A portaria possibilitou a criação de centros de referência em todo o país. "Esses serviços têm acesso a um pouco mais de recurso e a alguns testes genéticos que não estão disponíveis em outros centros", compara Oliveira Filho. "Mas ainda não têm acesso a ferramentas genéticas modernas, como as que temos no projeto Genomas Raros."
Graças a uma parceria firmada entre o Einstein e o Ministério da Saúde, o projeto capitaneado por Oliveira Filho realiza, sem custo, sequenciamento genético de materiais obtidos de 22 desses centros de referência mantidos pelo SUS.
No âmbito das pesquisas, Oliveira Filho ressalta que trabalhos recentes vêm desenvolvendo terapias gênicas que se apresentam como tratamentos eficientes em muitos casos. "São de custo altíssimo", diz ele.

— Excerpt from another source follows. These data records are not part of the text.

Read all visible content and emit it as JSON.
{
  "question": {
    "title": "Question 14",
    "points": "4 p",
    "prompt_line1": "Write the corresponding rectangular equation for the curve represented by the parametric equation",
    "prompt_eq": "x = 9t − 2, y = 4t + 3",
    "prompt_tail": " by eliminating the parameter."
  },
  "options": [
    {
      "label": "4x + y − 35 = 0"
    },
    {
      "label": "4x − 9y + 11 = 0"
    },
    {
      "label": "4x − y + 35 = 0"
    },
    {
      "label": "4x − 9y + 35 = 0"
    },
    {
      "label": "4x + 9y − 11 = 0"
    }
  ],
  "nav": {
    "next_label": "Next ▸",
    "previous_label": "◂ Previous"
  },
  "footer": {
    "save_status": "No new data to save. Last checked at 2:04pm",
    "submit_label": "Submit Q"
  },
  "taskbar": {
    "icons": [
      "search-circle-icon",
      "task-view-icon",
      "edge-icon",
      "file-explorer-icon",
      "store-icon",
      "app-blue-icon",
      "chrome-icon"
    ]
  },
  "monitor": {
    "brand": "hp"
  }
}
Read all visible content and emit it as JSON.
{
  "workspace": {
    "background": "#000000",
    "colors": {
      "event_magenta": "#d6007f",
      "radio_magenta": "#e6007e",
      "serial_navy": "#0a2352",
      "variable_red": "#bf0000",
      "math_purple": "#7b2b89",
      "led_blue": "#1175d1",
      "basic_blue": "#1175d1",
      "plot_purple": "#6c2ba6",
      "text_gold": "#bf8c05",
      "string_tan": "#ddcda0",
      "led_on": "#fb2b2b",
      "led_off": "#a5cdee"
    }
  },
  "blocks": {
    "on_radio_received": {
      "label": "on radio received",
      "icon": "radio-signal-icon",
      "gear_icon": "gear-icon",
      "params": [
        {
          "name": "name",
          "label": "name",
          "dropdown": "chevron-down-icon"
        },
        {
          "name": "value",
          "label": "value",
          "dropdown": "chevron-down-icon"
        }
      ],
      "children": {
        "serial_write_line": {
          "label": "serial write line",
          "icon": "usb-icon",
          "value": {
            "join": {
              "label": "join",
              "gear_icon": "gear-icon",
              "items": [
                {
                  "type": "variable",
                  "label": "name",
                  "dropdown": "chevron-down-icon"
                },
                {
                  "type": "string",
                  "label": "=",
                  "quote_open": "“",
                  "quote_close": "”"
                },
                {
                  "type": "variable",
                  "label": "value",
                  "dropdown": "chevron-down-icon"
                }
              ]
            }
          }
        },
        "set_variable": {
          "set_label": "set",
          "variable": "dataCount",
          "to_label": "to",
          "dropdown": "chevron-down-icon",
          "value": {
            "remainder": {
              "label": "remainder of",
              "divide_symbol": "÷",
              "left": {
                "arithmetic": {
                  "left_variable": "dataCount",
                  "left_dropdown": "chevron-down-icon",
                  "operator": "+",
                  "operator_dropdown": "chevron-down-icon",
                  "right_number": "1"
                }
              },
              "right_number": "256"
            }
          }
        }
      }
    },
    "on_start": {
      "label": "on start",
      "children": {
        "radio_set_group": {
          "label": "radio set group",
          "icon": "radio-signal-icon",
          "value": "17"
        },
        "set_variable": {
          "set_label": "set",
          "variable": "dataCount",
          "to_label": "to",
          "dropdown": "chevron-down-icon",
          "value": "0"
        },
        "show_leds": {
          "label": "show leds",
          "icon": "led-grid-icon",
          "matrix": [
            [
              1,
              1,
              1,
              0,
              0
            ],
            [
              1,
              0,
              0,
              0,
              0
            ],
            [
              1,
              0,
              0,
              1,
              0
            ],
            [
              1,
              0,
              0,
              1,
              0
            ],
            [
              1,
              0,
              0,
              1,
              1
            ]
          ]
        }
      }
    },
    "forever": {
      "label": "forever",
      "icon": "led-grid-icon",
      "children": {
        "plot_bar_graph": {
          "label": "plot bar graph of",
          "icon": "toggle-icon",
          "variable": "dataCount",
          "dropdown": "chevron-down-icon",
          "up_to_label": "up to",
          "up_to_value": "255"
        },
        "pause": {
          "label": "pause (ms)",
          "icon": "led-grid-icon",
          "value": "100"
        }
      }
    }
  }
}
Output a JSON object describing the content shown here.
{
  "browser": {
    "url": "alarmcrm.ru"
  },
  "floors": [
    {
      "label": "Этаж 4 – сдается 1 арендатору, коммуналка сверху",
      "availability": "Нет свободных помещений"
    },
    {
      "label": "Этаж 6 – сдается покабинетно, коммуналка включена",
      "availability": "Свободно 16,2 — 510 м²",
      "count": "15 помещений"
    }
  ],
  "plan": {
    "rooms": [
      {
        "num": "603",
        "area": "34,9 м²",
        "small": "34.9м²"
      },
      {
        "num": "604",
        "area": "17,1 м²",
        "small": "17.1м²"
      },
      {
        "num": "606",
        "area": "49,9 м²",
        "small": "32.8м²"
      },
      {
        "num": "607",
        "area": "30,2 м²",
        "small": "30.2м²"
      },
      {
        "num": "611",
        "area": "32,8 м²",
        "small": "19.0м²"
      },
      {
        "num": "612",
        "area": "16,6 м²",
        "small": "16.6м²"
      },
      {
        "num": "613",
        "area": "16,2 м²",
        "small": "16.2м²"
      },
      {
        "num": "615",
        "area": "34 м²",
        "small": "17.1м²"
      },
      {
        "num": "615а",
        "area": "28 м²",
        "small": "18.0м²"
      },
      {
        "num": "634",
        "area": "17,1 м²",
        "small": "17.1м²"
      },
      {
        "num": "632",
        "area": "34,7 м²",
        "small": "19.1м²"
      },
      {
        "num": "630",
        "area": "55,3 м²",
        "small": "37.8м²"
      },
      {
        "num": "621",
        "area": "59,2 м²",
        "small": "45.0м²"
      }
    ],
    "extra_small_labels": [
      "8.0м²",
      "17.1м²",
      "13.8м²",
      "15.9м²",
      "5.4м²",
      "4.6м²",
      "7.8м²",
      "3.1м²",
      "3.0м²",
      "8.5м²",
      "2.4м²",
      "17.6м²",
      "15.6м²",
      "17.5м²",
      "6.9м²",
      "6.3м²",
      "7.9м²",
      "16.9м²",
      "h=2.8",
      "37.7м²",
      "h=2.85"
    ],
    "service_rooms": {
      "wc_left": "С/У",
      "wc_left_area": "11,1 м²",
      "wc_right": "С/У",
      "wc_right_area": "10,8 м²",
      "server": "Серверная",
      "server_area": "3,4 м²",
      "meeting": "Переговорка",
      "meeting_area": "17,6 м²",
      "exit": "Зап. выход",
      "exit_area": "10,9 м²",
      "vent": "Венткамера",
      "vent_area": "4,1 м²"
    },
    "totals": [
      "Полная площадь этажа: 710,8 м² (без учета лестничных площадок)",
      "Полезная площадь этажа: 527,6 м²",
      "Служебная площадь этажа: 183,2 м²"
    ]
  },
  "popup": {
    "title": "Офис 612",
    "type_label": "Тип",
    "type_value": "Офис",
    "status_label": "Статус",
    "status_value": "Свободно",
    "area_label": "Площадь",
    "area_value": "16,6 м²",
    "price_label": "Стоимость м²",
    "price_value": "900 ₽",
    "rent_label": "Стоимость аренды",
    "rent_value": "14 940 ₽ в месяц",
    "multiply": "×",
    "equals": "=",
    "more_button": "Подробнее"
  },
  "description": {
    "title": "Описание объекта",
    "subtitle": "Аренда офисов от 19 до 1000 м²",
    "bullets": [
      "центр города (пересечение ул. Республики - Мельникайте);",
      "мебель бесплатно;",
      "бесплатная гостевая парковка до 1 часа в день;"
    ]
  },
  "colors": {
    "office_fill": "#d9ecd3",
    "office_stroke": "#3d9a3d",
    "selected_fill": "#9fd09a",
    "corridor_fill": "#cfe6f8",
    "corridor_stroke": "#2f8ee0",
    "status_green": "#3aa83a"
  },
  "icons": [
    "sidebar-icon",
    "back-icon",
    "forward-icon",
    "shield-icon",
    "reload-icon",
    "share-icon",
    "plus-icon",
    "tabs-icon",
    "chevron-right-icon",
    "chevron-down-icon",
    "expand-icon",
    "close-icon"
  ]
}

Por fim, pensando no longo prazo, uma estratégia é o chamado aconselhamento genético, em que casais com altas chances de terem filhos portadores de doenças raras são orientados. "Uma solução é o acesso à reprodução assistida, para depois selecionar fetos sem a doença. Isso faria parte de uma iniciativa para diminuir a carga genética com marcadores de doenças raras", afirma Oliveira Filho.
Um trabalho assim está prestes a ser iniciado pela USP. Zatz conta que a ideia é triar casais em idade reprodutiva com potencial de desenvolvimento de doenças recessivas — aquelas que só aparecem se a criança receber um gene recessivo do pai e um gene recessivo da mãe para a mesma enfermidade. "Vamos detectar casais em que ambos são portadores de genes para uma mesma doença antes de eles terem uma criança afetada", detalha.
Na primeira fase, serão 5 mil casais participantes. A geneticista espera que, a partir dos primeiros resultados, o projeto se torne uma política de estado. "Ou seja, que possamos oferecer a todos os casais em idade reprodutiva a possibilidade de saber se eles têm risco aumentado de vir a ter filhos com doenças genéticas graves", vislumbra.